Toyota Motor Corp, the world’s largest automaker, decided to positively modify its operating profit guidance – just as expected – given the fact that the continued depreciating value of the yen currency lifts overseas sales value, thoroughly offsetting a sales slump seen in Japan.
The yen’s decline has buoyed all Japanese companies – including the automakers – and has been a boon in particular for Toyota, which exports around 50 percent of the internally produced vehicles. Additionally, cost cutting strategies set in place during the years when the yen was hovering at record highs have also helped the company’s bottom line. The biggest Japanese carmaker now predicts record profit of 2.70 trillion yen ($22.93 billion) for the year ending March 31 – up 8 percent since the last forecast f 2.5 trillion yen and is also above average analysts estimates. A Reuters poll of 30 analysts saw the figure at 2.762 trillion yen. “This is the result of our efforts started during the strong-yen era to boost per-vehicle profitability and lower fixed costs,” commented Managing Officer Takuo Sasaki. The automaker also expects an improved operating profit margin of 10 percent, up from 9.4 percent that accompanied the last forecast.

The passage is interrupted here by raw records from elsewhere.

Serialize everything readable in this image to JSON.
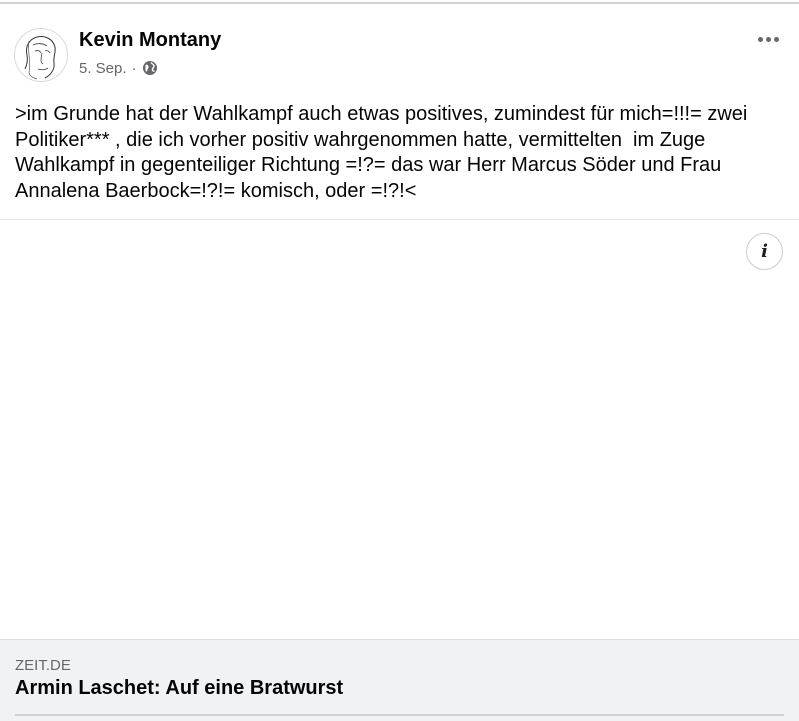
{
  "post": {
    "author": "Kevin Montany",
    "date": "5. Sep.",
    "separator": "·",
    "audience_icon": "globe-icon",
    "text": ">im Grunde hat der Wahlkampf auch etwas positives, zumindest für mich=!!!= zwei Politiker*** , die ich vorher positiv wahrgenommen hatte, vermittelten  im Zuge Wahlkampf in gegenteiliger Richtung =!?= das war Herr Marcus Söder und Frau Annalena Baerbock=!?!= komisch, oder =!?!<"
  },
  "media": {
    "info_icon": "info-icon",
    "info_glyph": "i"
  },
  "link_preview": {
    "domain": "ZEIT.DE",
    "title": "Armin Laschet: Auf eine Bratwurst"
  },
  "colors": {
    "text_primary": "#050505",
    "text_secondary": "#65676b",
    "preview_bg": "#f0f2f5",
    "divider": "#e4e6eb"
  }
}
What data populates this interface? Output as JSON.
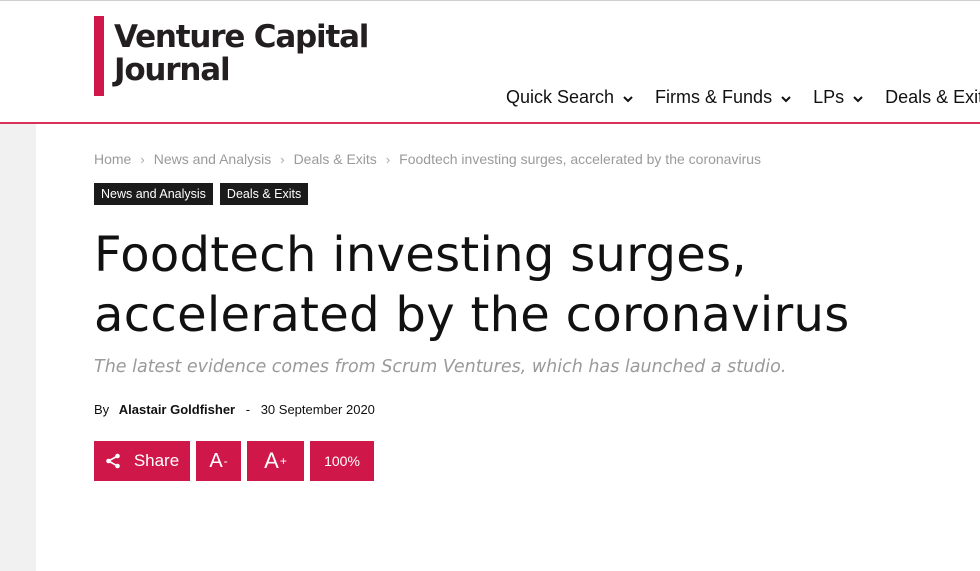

When it comes to the third quarter results for the fiscal year (the October-December period), Toyota said it saw operating profit jumping 27 percent to 762.88 billion yen, and also changed its US dollar-yen exchange rate assumption to 109 yen for 2015, up from 104 yen. In America, which counts as Toyota’s largest market, the company has managed to jump ahead of its Japanese rivals, thanks to an extensive range of models. While Prius and other eco-conscious models were negatively impacted by the dropping fuel prices, the situation led to increased demand for Lexus luxury models, pickup trucks and other high-margin vehicles. The North American sales forecast for the year now stands at 2.75 million vehicles, though for other regions the forecast registered negative updates.